You are either in or out. ‘Cause if you are in, you are immune – workers’ compensation 101. “Statutory employers” (SEs) have immunity from suit for injuries to employees of a contractor (workers). Under CRS-8-41-402, a property owner is an SE if “any work [is] done on and to said property [by a worker].” Here, plaintiff was a worker on defendant CF&I’s property, was injured and sued CF&I. CF&I claimed it was an SE and thus immune. The trial court agreed with CF&I because plaintiff was working “on” CF&I’s property. It also relied on an argument not raised by CF&I, and without giving plaintiff notice. The court of appeals reversed. The plain statutory language uses “and” conjunctively; thus, work must be done both “on” and “to” the property to be an SE. Further, though a trial court may grant judgment for reasons not raised by the movant, it should give notice to the nonmoving party first.

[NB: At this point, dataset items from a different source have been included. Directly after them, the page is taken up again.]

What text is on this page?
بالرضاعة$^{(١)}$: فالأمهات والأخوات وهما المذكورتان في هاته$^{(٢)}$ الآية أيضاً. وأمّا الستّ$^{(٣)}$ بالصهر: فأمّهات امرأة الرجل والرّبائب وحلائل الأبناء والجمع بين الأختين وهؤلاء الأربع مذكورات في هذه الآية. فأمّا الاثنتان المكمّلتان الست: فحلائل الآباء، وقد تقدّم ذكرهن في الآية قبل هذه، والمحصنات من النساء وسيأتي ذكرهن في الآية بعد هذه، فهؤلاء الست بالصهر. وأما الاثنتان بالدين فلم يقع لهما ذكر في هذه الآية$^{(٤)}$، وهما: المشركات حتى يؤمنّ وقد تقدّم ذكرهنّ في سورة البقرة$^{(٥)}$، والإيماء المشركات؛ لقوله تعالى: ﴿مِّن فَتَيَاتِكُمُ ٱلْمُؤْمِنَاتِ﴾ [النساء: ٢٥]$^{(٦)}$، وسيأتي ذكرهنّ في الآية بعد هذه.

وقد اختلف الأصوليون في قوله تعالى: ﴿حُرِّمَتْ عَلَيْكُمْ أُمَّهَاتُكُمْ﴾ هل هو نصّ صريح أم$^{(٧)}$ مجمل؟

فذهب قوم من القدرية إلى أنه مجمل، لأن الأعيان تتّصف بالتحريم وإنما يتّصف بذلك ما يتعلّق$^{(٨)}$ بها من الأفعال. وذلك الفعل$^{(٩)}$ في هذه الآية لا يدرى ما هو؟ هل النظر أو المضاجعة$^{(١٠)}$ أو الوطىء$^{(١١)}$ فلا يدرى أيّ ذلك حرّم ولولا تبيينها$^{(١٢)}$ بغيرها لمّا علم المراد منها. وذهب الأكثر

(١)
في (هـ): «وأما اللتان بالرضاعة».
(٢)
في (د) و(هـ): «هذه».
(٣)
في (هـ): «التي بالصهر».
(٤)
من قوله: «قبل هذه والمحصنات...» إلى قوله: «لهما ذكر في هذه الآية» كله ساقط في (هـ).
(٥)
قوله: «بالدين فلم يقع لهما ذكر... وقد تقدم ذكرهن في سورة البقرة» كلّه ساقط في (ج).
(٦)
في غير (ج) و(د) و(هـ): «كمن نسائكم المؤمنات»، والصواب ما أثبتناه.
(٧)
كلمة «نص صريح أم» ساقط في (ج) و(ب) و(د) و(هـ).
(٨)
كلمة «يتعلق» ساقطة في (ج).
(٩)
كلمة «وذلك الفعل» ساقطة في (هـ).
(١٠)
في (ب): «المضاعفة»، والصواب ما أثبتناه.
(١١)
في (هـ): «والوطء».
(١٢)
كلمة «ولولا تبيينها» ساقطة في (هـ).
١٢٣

Wile E. Coyote never got the Road Runner to smack into his wall painted like a road. Here, City hired Vista to construct medians in the middle of a road. The medians were completed by Vista and accepted by the City. For a while, the double yellow stripes led straight into the median, where plaintiff crashed her car. She sued Vista under both the PLA and common law negligence. After rejecting the application of the PLA because Vista was not a “landowner,” the court of appeals adopted new construction liability standards. It rejected the “completed and accepted” doctrine under which construction companies owed no duties to third parties after completing work. The court adopted a “foreseeability rule” making companies potentially liable even after work is completed, if it would be unreasonable to expect another party to mitigate a danger. The case was remanded to apply the new standard.
A cyclist is attacked on federal land during a sponsored race by two “predator control dogs” whose owners had a permit to graze sheep in the area. The trial court granted summary judgment for the owners, finding that the Premises Liability Act (PLA) abrogated the cyclist’s common law tort claims, and a claim under the “dog bite statute” was excluded by the “predator control dogs” exception. The court of appeals disagreed in part. First, because the owners were grazing sheep pursuant to a Forest Service permit, they were “landowners” under the PLA, which abrogated common law tort claims. But, the owners were not in “control of” the land, so the predator control dog exception did not apply. The statutes did not conflict because the remedies under each are different. Finally, the court agreed that a settlement offer from the owners was successfully withdrawn and thus not enforceable.
Certiorari was granted in this case on “Whether the court of appeals erred in holding that the working dog exemption to section 13-21-124, C.R.S. (2012), applies only when a bite occurs on a dog owner’s property or property under his or her control, and that “control” of property exists only if one has the right to exclude others from it.”